Wednesday, May 28, 2008

Classes, Grades, and Visits

I've recently started work online for my masters degree in Literacy and Learning in the Content areas. After researching many university options (including brick-and-mortar campuses) and many areas of concentration, I think I have found the best fit for me. Sharing professionally with others outside my building and district has sparked my reflective side as a teacher. Even though we are at the end of a school year, I find myself truly thinking about what I want to do differently next year and how I might restructure some classroom activities to make them more engaging for students. About mid-summer is when I normally feel energized enough to start thinking about the upcoming year.
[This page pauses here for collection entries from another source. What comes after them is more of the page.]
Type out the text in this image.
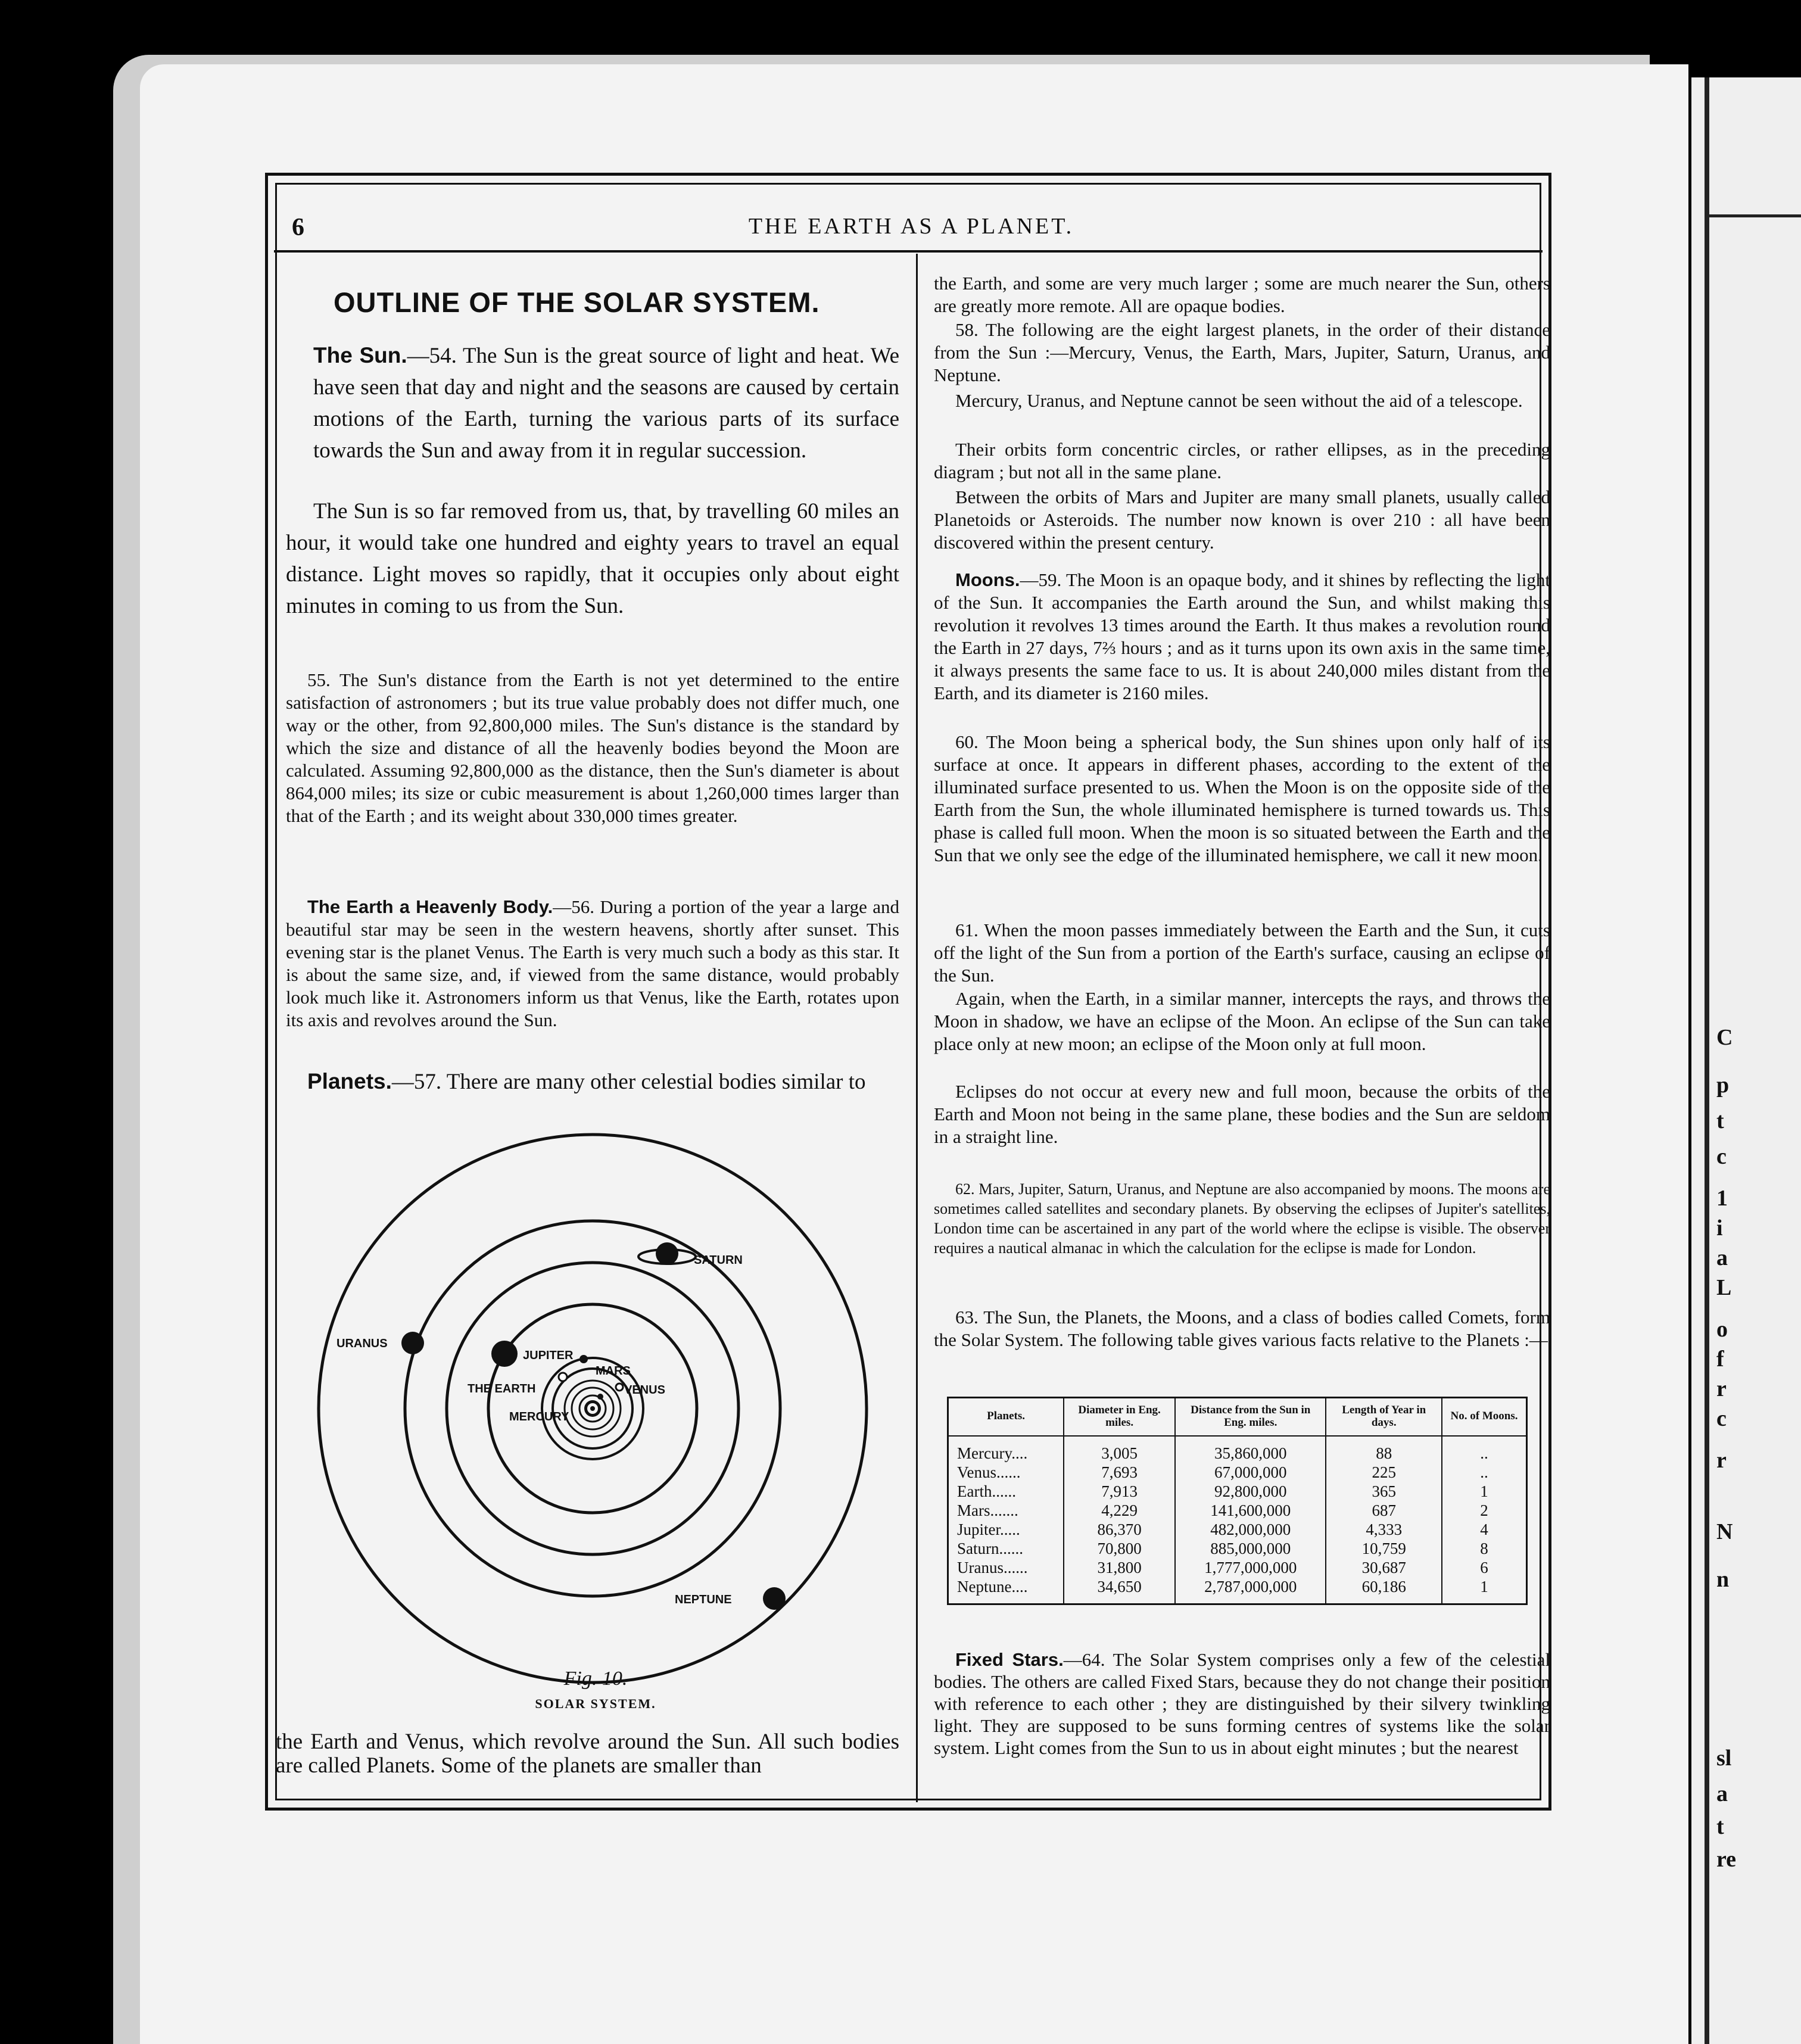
C
p
t
c
1
i
a
L
o
f
r
c
r
N
n
sl
a
t
re
6	THE EARTH AS A PLANET.
OUTLINE OF THE SOLAR SYSTEM.

The Sun.—54. The Sun is the great source of light and heat. We have seen that day and night and the seasons are caused by certain motions of the Earth, turning the various parts of its surface towards the Sun and away from it in regular succession.

The Sun is so far removed from us, that, by travelling 60 miles an hour, it would take one hundred and eighty years to travel an equal distance. Light moves so rapidly, that it occupies only about eight minutes in coming to us from the Sun.

55. The Sun's distance from the Earth is not yet determined to the entire satisfaction of astronomers ; but its true value probably does not differ much, one way or the other, from 92,800,000 miles. The Sun's distance is the standard by which the size and distance of all the heavenly bodies beyond the Moon are calculated. Assuming 92,800,000 as the distance, then the Sun's diameter is about 864,000 miles; its size or cubic measurement is about 1,260,000 times larger than that of the Earth ; and its weight about 330,000 times greater.

The Earth a Heavenly Body.—56. During a portion of the year a large and beautiful star may be seen in the western heavens, shortly after sunset. This evening star is the planet Venus. The Earth is very much such a body as this star. It is about the same size, and, if viewed from the same distance, would probably look much like it. Astronomers inform us that Venus, like the Earth, rotates upon its axis and revolves around the Sun.

Planets.—57. There are many other celestial bodies similar to

SATURN
URANUS
JUPITER
MARS
THE EARTH	VENUS
MERCURY
NEPTUNE
Fig. 10.
SOLAR SYSTEM.

the Earth and Venus, which revolve around the Sun. All such bodies are called Planets. Some of the planets are smaller than

the Earth, and some are very much larger ; some are much nearer the Sun, others are greatly more remote. All are opaque bodies.

58. The following are the eight largest planets, in the order of their distance from the Sun :—Mercury, Venus, the Earth, Mars, Jupiter, Saturn, Uranus, and Neptune.

Mercury, Uranus, and Neptune cannot be seen without the aid of a telescope.

Their orbits form concentric circles, or rather ellipses, as in the preceding diagram ; but not all in the same plane.

Between the orbits of Mars and Jupiter are many small planets, usually called Planetoids or Asteroids. The number now known is over 210 : all have been discovered within the present century.

Moons.—59. The Moon is an opaque body, and it shines by reflecting the light of the Sun. It accompanies the Earth around the Sun, and whilst making this revolution it revolves 13 times around the Earth. It thus makes a revolution round the Earth in 27 days, 7⅔ hours ; and as it turns upon its own axis in the same time, it always presents the same face to us. It is about 240,000 miles distant from the Earth, and its diameter is 2160 miles.

60. The Moon being a spherical body, the Sun shines upon only half of its surface at once. It appears in different phases, according to the extent of the illuminated surface presented to us. When the Moon is on the opposite side of the Earth from the Sun, the whole illuminated hemisphere is turned towards us. This phase is called full moon. When the moon is so situated between the Earth and the Sun that we only see the edge of the illuminated hemisphere, we call it new moon.

61. When the moon passes immediately between the Earth and the Sun, it cuts off the light of the Sun from a portion of the Earth's surface, causing an eclipse of the Sun.

Again, when the Earth, in a similar manner, intercepts the rays, and throws the Moon in shadow, we have an eclipse of the Moon. An eclipse of the Sun can take place only at new moon; an eclipse of the Moon only at full moon.

Eclipses do not occur at every new and full moon, because the orbits of the Earth and Moon not being in the same plane, these bodies and the Sun are seldom in a straight line.

62. Mars, Jupiter, Saturn, Uranus, and Neptune are also accompanied by moons. The moons are sometimes called satellites and secondary planets. By observing the eclipses of Jupiter's satellites, London time can be ascertained in any part of the world where the eclipse is visible. The observer requires a nautical almanac in which the calculation for the eclipse is made for London.

63. The Sun, the Planets, the Moons, and a class of bodies called Comets, form the Solar System. The following table gives various facts relative to the Planets :—

Planets.	Diameter in Eng. miles.	Distance from the Sun in Eng. miles.	Length of Year in days.	No. of Moons.
Mercury....	3,005	35,860,000	88	..
Venus......	7,693	67,000,000	225	..
Earth......	7,913	92,800,000	365	1
Mars.......	4,229	141,600,000	687	2
Jupiter.....	86,370	482,000,000	4,333	4
Saturn......	70,800	885,000,000	10,759	8
Uranus......	31,800	1,777,000,000	30,687	6
Neptune....	34,650	2,787,000,000	60,186	1

Fixed Stars.—64. The Solar System comprises only a few of the celestial bodies. The others are called Fixed Stars, because they do not change their position with reference to each other ; they are distinguished by their silvery twinkling light. They are supposed to be suns forming centres of systems like the solar system. Light comes from the Sun to us in about eight minutes ; but the nearest
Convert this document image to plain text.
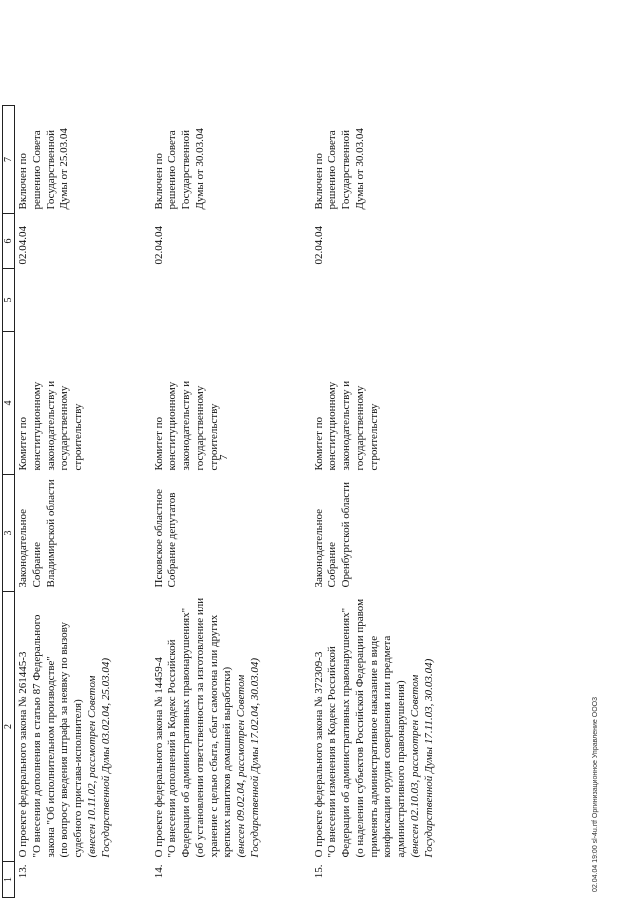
1	2	3	4	5	6	7
13.	О проекте федерального закона № 261445-3 "О внесении дополнения в статью 87 Федерального закона "Об исполнительном производстве" (по вопросу введения штрафа за неявку по вызову судебного пристава-исполнителя) (внесен 10.11.02, рассмотрен Советом Государственной Думы 03.02.04, 25.03.04)	Законодательное Собрание Владимирской области	Комитет по конституционному законодательству и государственному строительству		02.04.04	Включен по решению Совета Государственной Думы от 25.03.04
14.	О проекте федерального закона № 14459-4 "О внесении дополнений в Кодекс Российской Федерации об административных правонарушениях" (об установлении ответственности за изготовление или хранение с целью сбыта, сбыт самогона или других крепких напитков домашней выработки) (внесен 09.02.04, рассмотрен Советом Государственной Думы 17.02.04, 30.03.04)	Псковское областное Собрание депутатов	Комитет по конституционному законодательству и государственному строительству		02.04.04	Включен по решению Совета Государственной Думы от 30.03.04
15.	О проекте федерального закона № 372309-3 "О внесении изменения в Кодекс Российской Федерации об административных правонарушениях" (о наделении субъектов Российской Федерации правом применять административное наказание в виде конфискации орудия совершения или предмета административного правонарушения) (внесен 02.10.03, рассмотрен Советом Государственной Думы 17.11.03, 30.03.04)	Законодательное Собрание Оренбургской области	Комитет по конституционному законодательству и государственному строительству		02.04.04	Включен по решению Совета Государственной Думы от 30.03.04
7
02.04.04 19:00 sl-4u.rtf Оргинизационное Управление ООО3
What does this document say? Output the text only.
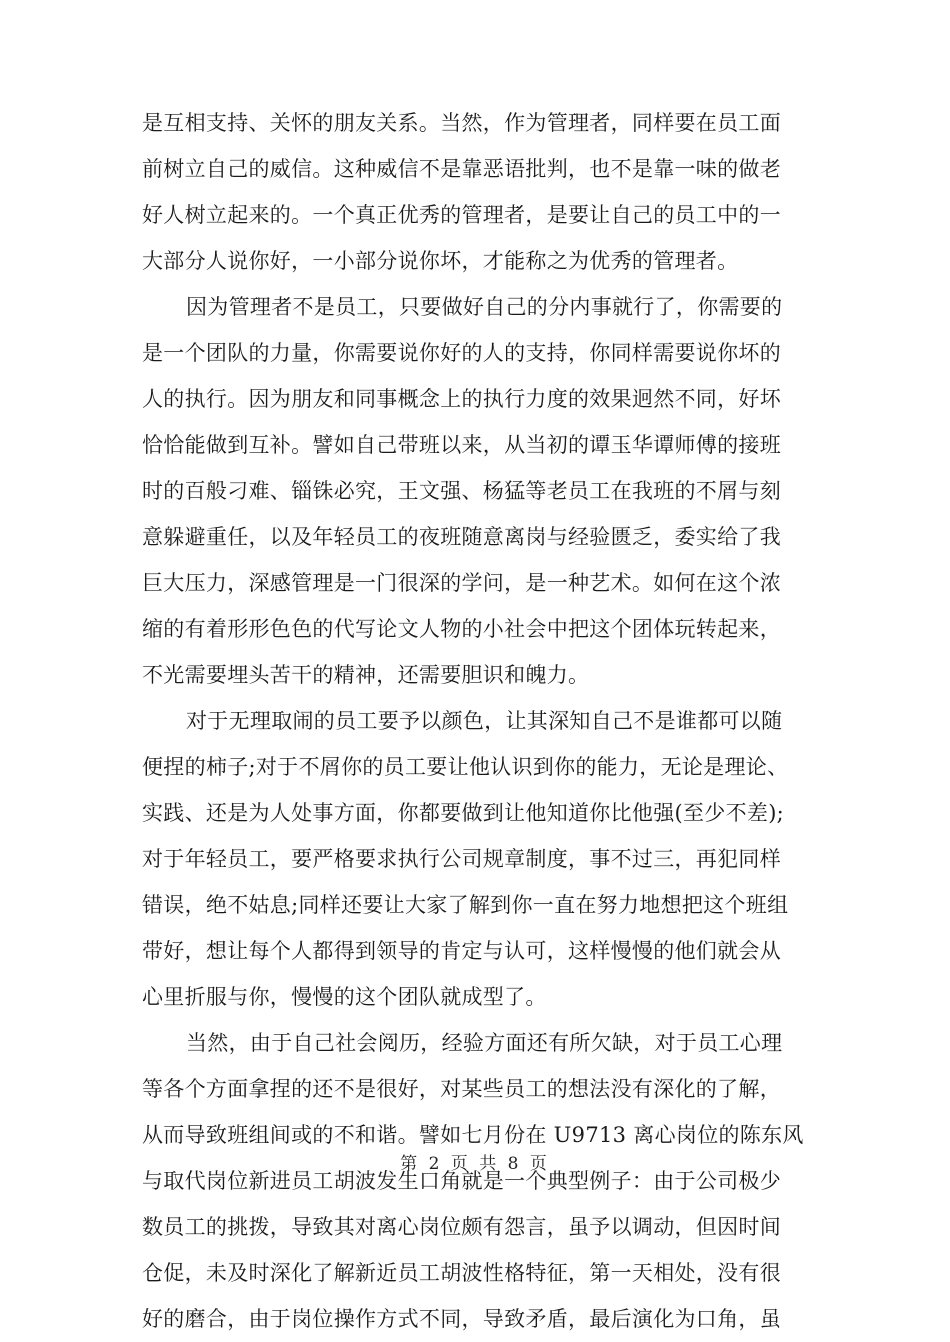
是互相支持、关怀的朋友关系。当然，作为管理者，同样要在员工面
前树立自己的威信。这种威信不是靠恶语批判，也不是靠一味的做老
好人树立起来的。一个真正优秀的管理者，是要让自己的员工中的一
大部分人说你好，一小部分说你坏，才能称之为优秀的管理者。
因为管理者不是员工，只要做好自己的分内事就行了，你需要的
是一个团队的力量，你需要说你好的人的支持，你同样需要说你坏的
人的执行。因为朋友和同事概念上的执行力度的效果迥然不同，好坏
恰恰能做到互补。譬如自己带班以来，从当初的谭玉华谭师傅的接班
时的百般刁难、锱铢必究，王文强、杨猛等老员工在我班的不屑与刻
意躲避重任，以及年轻员工的夜班随意离岗与经验匮乏，委实给了我
巨大压力，深感管理是一门很深的学问，是一种艺术。如何在这个浓
缩的有着形形色色的代写论文人物的小社会中把这个团体玩转起来，
不光需要埋头苦干的精神，还需要胆识和魄力。
对于无理取闹的员工要予以颜色，让其深知自己不是谁都可以随
便捏的柿子;对于不屑你的员工要让他认识到你的能力，无论是理论、
实践、还是为人处事方面，你都要做到让他知道你比他强(至少不差);
对于年轻员工，要严格要求执行公司规章制度，事不过三，再犯同样
错误，绝不姑息;同样还要让大家了解到你一直在努力地想把这个班组
带好，想让每个人都得到领导的肯定与认可，这样慢慢的他们就会从
心里折服与你，慢慢的这个团队就成型了。
当然，由于自己社会阅历，经验方面还有所欠缺，对于员工心理
等各个方面拿捏的还不是很好，对某些员工的想法没有深化的了解，
从而导致班组间或的不和谐。譬如七月份在 U9713 离心岗位的陈东风
与取代岗位新进员工胡波发生口角就是一个典型例子：由于公司极少
数员工的挑拨，导致其对离心岗位颇有怨言，虽予以调动，但因时间
仓促，未及时深化了解新近员工胡波性格特征，第一天相处，没有很
好的磨合，由于岗位操作方式不同，导致矛盾，最后演化为口角，虽
第 2 页 共 8 页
In the meantime, we are completely in full-throttle for the end of the year. Grades are due this Friday at noon. I'm currently taking a break from grading make-up work and entering those into the online gradebook. Today I received a stack (not kidding... probably a quarter-inch thick) of work for a student who has been at the alternative academy. NONE of it is work that I sent. (I'm still struggling to understand WHY I am expected to "get together" work for this student on a few hours notice when NONE of the work comes back. Zero. I checked through the stack twice. I even sent a cover letter with a checklist of all the work sent last time. Nothing. Nada. Zip. How frustrating!) In addition, some of the work that DID come back was reading comprehension questions based on texts. No problem. I teach reading. I can grade that... right? Well, not if the questions are based on a text that they did not include with his questions and answers! (No answer key was included either, but you probably figured that out already.) Yeesh. "And in your spare time, Mrs. S... what do you do?" ;-D

Our little 19-month-old man is so amazing right now. He can do some basic sign language (especially "more" and "eat") and is speaking more clearly. I knew being a mommy would be the toughest job I would ever love, but I had no idea just how much my heart would melt for this little guy. Five minute walks take forty-five minutes, but I now see ants that I previously overlooked. Sniffing flowers means exhaling at them. He teaches me more than he'll ever know. He is my world. I just hope that I can be the same for him.